How to connect obleth to an Aibrix inference gateway, configure per-model routing, and set up admission weights.
Aibrix is the recommended downstream inference router for obleth. It handles replica selection, KV-cache affinity, and prefix-cache routing — the layer obleth deliberately doesn't duplicate.
Point OBLETH_UPSTREAM_BASE_URL at your Aibrix gateway:
OBLETH_UPSTREAM_BASE_URL=http://aibrix-gateway.aibrix.svc.cluster.local:8080
With this set, all requests that don't match a per-model api_base override are forwarded to Aibrix. obleth preserves the model field, and Aibrix routes it to the appropriate vLLM replica.

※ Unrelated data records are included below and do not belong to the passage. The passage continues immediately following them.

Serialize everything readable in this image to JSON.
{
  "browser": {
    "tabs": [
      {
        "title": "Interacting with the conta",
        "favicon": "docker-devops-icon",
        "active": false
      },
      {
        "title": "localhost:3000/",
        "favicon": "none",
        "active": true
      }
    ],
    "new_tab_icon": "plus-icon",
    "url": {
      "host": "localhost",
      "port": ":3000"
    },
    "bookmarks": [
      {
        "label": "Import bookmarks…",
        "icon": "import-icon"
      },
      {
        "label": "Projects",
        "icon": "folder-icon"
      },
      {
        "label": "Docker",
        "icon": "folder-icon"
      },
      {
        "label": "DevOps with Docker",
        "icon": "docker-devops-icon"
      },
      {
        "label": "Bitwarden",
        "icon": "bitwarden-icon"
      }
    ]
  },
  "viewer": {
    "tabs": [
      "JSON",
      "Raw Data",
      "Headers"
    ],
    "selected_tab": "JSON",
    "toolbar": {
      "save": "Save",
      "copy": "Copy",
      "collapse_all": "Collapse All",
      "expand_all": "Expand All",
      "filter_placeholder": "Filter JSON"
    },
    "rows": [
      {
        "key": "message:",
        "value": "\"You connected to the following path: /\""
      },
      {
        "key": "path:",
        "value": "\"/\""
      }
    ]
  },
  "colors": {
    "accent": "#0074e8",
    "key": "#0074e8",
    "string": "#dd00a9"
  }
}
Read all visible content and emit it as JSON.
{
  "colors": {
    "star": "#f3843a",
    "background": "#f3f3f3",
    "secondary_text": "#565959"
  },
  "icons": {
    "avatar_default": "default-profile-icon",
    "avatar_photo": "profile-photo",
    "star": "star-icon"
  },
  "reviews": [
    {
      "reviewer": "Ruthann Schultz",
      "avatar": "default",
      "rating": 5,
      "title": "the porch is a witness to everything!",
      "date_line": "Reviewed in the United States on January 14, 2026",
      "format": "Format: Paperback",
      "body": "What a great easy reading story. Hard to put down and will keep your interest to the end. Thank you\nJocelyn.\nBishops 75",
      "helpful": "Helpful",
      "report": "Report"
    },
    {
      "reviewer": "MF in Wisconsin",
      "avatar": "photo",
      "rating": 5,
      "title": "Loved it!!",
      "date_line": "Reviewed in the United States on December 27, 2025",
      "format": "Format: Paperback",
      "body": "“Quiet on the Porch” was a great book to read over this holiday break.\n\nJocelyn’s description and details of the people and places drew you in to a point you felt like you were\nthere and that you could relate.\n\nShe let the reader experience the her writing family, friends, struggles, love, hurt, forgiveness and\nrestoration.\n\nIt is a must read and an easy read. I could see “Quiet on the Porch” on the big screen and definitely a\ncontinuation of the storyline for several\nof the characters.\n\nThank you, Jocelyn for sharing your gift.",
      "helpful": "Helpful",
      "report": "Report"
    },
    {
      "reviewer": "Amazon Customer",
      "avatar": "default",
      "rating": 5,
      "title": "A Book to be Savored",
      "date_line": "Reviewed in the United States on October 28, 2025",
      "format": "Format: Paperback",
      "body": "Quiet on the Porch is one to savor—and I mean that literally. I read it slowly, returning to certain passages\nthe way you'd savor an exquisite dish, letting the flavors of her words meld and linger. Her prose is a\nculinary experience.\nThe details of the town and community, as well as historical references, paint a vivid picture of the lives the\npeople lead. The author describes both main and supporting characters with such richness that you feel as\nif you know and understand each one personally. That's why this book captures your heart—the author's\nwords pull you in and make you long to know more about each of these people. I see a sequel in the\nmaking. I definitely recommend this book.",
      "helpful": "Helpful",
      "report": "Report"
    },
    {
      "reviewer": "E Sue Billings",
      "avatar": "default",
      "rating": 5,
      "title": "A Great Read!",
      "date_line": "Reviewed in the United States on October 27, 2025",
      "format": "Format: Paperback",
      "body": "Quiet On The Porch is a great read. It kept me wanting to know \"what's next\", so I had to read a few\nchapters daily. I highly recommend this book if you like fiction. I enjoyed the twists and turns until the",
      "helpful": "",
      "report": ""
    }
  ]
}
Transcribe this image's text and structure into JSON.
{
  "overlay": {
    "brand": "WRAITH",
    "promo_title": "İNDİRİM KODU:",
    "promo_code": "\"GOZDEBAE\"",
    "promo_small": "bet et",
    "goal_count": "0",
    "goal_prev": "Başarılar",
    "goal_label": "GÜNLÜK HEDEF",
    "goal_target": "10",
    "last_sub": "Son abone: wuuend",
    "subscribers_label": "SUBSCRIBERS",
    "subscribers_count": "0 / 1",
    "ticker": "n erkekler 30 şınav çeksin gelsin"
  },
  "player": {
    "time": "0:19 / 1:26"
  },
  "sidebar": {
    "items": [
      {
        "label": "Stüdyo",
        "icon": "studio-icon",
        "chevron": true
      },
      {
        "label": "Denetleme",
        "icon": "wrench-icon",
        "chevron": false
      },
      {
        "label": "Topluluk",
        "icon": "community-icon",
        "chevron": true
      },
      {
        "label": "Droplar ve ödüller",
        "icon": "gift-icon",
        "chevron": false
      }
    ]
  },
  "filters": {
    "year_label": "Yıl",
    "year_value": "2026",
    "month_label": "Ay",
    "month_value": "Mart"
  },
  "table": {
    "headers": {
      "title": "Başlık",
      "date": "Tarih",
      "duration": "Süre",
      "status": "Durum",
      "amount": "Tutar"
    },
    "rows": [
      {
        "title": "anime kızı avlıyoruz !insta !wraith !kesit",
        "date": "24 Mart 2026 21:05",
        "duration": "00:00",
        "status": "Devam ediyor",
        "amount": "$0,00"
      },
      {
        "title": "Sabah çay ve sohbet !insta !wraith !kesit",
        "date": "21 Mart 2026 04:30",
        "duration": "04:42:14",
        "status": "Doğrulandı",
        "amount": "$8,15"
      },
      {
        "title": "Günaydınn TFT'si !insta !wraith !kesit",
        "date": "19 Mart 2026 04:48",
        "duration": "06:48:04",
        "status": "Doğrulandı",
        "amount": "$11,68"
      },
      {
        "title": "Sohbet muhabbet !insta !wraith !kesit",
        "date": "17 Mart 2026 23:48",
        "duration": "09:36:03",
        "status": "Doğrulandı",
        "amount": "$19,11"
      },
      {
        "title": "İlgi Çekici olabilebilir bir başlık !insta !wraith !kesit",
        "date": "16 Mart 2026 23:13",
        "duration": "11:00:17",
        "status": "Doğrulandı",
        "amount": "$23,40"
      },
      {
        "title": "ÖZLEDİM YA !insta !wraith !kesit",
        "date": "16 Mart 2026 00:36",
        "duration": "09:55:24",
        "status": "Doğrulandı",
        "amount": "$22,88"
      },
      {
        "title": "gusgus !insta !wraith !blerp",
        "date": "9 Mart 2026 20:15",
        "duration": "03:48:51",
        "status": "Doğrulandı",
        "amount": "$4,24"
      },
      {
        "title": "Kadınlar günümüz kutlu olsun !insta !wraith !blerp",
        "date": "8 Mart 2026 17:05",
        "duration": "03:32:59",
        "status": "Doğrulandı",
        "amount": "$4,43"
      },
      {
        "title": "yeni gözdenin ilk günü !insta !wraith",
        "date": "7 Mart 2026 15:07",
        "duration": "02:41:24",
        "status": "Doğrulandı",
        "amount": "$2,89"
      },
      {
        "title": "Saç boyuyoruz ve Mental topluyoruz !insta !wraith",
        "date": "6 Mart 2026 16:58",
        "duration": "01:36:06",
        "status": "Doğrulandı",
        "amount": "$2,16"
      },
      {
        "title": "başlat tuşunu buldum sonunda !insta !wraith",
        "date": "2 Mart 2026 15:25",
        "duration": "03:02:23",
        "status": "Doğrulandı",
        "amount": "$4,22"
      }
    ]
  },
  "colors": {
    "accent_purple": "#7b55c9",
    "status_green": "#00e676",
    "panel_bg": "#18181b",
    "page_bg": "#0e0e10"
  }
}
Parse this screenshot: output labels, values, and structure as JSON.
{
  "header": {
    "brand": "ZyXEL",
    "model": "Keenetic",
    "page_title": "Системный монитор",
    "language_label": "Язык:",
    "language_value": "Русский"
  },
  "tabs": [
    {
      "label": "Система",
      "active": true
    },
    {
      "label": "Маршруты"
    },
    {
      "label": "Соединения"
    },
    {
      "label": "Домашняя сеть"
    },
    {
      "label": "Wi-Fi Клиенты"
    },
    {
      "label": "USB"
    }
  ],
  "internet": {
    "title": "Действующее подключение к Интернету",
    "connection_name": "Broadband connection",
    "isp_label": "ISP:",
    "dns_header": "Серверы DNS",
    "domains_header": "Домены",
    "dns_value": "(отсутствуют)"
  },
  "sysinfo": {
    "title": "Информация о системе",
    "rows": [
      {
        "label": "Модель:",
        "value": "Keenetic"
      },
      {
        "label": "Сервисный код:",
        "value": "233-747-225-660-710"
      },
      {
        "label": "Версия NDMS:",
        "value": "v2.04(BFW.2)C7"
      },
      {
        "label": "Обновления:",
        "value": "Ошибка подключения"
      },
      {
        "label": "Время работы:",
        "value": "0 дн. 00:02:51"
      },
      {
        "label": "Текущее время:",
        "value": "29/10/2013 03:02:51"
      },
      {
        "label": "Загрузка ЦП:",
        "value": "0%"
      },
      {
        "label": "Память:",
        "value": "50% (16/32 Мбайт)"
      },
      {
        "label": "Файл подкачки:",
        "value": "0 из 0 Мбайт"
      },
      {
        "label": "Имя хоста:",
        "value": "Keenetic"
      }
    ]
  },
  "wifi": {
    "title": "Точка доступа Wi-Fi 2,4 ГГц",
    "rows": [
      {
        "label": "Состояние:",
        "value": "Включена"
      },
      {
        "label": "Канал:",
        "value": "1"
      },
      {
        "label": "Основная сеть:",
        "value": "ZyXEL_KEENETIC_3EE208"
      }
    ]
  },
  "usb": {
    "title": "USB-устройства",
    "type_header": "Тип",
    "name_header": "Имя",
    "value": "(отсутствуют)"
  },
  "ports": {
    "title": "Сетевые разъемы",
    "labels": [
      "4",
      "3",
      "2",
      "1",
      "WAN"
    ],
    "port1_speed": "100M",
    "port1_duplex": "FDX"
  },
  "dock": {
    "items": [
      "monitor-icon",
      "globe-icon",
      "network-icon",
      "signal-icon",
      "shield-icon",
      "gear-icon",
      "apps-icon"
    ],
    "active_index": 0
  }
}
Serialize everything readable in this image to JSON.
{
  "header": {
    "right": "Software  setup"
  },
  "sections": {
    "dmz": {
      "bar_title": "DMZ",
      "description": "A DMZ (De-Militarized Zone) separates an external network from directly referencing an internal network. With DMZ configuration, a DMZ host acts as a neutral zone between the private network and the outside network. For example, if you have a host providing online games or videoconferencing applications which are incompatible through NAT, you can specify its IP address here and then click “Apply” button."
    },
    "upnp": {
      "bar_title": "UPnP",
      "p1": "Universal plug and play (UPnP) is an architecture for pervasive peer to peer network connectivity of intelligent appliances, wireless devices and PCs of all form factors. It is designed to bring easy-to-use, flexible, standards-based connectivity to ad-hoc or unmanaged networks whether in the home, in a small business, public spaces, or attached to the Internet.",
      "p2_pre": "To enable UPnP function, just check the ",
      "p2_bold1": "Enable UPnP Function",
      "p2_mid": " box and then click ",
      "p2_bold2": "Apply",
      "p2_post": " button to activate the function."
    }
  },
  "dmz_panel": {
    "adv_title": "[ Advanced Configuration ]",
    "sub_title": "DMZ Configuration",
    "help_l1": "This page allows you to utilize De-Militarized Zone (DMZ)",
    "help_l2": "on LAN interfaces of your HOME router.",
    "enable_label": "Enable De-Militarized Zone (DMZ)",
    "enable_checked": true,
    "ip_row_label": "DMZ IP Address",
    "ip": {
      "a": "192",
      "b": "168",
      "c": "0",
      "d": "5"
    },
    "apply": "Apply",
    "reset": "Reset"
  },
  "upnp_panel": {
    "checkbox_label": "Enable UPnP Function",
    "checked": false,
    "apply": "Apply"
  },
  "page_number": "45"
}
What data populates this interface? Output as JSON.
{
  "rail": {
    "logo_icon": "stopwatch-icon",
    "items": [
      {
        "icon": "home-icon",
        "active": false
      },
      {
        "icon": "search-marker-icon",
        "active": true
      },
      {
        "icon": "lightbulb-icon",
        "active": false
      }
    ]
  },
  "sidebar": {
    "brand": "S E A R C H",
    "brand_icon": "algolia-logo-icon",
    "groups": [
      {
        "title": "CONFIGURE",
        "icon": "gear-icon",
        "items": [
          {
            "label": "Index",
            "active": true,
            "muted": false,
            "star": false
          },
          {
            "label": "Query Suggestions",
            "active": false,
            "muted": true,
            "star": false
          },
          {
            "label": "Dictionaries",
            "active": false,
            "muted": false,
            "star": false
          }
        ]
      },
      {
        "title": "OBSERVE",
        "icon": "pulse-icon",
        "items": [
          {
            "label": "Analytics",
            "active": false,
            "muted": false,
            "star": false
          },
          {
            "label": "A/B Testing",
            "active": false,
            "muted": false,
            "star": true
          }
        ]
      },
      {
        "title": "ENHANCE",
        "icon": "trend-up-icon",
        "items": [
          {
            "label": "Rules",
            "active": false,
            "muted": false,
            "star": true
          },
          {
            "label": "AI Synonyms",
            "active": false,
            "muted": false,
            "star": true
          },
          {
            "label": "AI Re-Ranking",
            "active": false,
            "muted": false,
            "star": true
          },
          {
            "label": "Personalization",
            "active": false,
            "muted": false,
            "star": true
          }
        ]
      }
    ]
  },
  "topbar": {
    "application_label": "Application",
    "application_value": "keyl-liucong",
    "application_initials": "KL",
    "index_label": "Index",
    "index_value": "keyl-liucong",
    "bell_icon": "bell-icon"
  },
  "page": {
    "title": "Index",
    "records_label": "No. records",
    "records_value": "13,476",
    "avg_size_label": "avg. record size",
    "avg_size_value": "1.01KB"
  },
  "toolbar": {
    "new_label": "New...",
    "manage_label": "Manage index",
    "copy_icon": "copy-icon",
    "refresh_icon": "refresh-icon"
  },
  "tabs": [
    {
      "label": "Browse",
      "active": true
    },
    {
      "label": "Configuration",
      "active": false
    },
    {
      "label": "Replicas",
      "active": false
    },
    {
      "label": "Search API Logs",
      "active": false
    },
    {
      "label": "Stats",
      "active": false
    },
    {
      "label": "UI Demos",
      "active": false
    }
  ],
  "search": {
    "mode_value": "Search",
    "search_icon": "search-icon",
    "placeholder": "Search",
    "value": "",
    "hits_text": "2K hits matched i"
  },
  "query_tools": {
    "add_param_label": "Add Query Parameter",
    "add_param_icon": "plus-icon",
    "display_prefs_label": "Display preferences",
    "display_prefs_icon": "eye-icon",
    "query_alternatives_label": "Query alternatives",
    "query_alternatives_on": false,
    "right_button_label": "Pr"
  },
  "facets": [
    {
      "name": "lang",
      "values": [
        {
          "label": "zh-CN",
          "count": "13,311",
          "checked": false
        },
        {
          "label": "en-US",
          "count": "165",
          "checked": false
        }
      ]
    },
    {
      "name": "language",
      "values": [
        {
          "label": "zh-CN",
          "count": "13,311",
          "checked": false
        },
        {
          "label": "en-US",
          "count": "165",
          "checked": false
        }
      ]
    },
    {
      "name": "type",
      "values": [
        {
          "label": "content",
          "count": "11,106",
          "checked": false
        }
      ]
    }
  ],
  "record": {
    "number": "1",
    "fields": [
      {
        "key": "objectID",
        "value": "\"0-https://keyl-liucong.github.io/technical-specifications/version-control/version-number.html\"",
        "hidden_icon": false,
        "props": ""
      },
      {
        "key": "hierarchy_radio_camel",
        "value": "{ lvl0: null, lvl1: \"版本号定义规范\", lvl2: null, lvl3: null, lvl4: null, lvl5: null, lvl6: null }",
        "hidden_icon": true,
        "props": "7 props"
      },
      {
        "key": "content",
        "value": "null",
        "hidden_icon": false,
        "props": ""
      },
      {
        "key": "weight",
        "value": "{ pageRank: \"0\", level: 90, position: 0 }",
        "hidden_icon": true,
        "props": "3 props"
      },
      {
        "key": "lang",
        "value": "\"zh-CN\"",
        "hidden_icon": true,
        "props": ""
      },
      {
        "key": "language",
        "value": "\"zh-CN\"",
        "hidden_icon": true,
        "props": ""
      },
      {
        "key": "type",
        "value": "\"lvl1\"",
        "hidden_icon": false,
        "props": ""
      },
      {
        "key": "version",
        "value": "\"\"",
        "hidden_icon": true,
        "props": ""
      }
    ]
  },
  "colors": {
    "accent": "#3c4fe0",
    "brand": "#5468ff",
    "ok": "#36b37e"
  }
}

Register each model in obleth's model registry with its api_base:
curl -X POST http://localhost:9090/api/v1/models \
-H "Authorization: Bearer $TOKEN" \
-H "Content-Type: application/json" \
-d '{
"model_name": "llama-3-70b",
"upstream_model": "meta-llama/Llama-3-70b-instruct",
"api_base": "http://aibrix-gateway:8080",
"input_cost_per_token": 0.0000005,
"output_cost_per_token": 0.0000015,
"context_window": 131072,
"admission_weight": 4,
"supports_function_calling": true,
"supports_system_messages": true,
"enabled": true
}'
upstream_model is the model identifier sent to Aibrix (and then to vLLM). This lets you rename models for clients without changing your backend configuration.
Not all models cost the same. A 70B model consumes roughly 4–10× more GPU time than a 7B model. The admission_weight multiplier adjusts the effective fairshare cost:
effective_weight = tenant.weight × model.admission_weight
A tenant with weight=100 using a model with admission_weight=4 competes as if they had weight=400.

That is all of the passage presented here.